Elsewhere, occupants entering a meeting room could have the environment automatically tailored to their preference. And instead of wasting time by calling a colleague to check their whereabouts, how about launching an app to quickly find them on a map of the building, or to find an available hot desk to work from? Smart office technology is becoming increasingly accessible through service providers like Schneider Electric, which offer digital services for smart offices.

A Security Divide

Yet even as buildings become more complex and the number of IoT devices and building systems wired to the cloud increase exponentially, scant attention is being paid to potential cybersecurity challenges. Indeed, buildings systems today often fall short of effectively managing any potential cyber intrusion, says Ram Venkat of Schneider Electric in a blog post.

According to Venkat, this stems from the inherent disconnect between the groups managing Information Technology (IT) systems and those tasked with taking charge of Operational Technology (OT). The former pertains to traditional IT systems, while the latter includes building management systems (BMS) which are deployed to manage building facilities.
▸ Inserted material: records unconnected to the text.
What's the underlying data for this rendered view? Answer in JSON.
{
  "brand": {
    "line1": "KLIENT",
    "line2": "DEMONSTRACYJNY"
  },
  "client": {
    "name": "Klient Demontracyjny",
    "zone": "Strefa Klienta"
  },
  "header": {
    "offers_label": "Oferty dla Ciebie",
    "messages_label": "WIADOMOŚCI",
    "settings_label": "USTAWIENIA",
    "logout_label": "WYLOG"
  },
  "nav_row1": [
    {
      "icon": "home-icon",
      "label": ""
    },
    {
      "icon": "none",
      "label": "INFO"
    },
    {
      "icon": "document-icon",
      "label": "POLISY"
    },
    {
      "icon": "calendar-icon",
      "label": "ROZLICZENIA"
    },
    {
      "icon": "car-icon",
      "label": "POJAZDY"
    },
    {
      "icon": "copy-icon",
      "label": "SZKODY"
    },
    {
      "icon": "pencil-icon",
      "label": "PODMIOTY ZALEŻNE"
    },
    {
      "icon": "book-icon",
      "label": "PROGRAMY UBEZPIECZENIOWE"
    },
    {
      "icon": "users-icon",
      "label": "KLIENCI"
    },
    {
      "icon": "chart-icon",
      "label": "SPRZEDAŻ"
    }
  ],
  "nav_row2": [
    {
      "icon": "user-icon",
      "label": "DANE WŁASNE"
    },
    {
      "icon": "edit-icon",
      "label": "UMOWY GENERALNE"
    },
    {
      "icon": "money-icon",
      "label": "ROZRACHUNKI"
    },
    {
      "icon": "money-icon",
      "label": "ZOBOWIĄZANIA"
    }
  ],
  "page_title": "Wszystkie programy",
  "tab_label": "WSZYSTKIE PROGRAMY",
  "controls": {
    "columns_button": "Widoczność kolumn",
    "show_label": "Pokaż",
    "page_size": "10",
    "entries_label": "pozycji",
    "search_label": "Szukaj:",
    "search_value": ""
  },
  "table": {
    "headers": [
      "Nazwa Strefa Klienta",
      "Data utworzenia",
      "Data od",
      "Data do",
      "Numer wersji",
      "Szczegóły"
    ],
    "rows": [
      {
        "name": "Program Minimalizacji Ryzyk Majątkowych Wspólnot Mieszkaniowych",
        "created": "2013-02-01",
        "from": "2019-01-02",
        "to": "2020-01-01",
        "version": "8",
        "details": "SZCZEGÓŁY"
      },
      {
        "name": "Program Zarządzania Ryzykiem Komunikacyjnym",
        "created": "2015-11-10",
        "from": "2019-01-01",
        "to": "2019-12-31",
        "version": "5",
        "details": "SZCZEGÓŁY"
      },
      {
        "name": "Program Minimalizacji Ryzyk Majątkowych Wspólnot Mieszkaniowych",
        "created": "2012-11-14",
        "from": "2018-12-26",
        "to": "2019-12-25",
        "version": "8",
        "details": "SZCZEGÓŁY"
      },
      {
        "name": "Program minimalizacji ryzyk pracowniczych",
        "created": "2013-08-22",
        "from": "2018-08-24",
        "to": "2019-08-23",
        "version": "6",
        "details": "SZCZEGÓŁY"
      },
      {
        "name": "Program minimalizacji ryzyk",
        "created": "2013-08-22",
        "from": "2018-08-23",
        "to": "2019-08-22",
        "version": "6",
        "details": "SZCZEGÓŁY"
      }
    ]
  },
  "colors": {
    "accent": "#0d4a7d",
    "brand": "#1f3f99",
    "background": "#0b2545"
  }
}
As you might expect, the BMS is not traditionally connected to the Internet and are hence secured more through obscurity and obscure protocols. With buildings increasingly being wired up to the Internet and the growing of hacker communities specialising in cyberattacks against smart buildings, it is imperative that these systems are secured.

Cybersecurity in Smart Buildings

The Secure Smart Building

While securing smart buildings is easier said than done, there are four key strategies that organisations can adopt to create a secure and operational smart building. For a start, they need to access, identify and protect legacy OT building control systems, ensuring that they are protected behind firewalls and not otherwise directly exposed to the Internet.

When it comes to acquiring IoT devices, it is imperative that they go with vendors that follow a secure development lifecycle approach, and where security is incorporated at every stage of development, such as with Schneider Electric’s EcoStruxure for buildings.

Finally, despite the temptation to intermingle OT and IT infrastructure, smart building owners should instead implement a system architecture that properly segregates their OT building control system. This should be bridged through a security monitoring zone that is actively monitored by relevant cybersecurity experts on the IT team.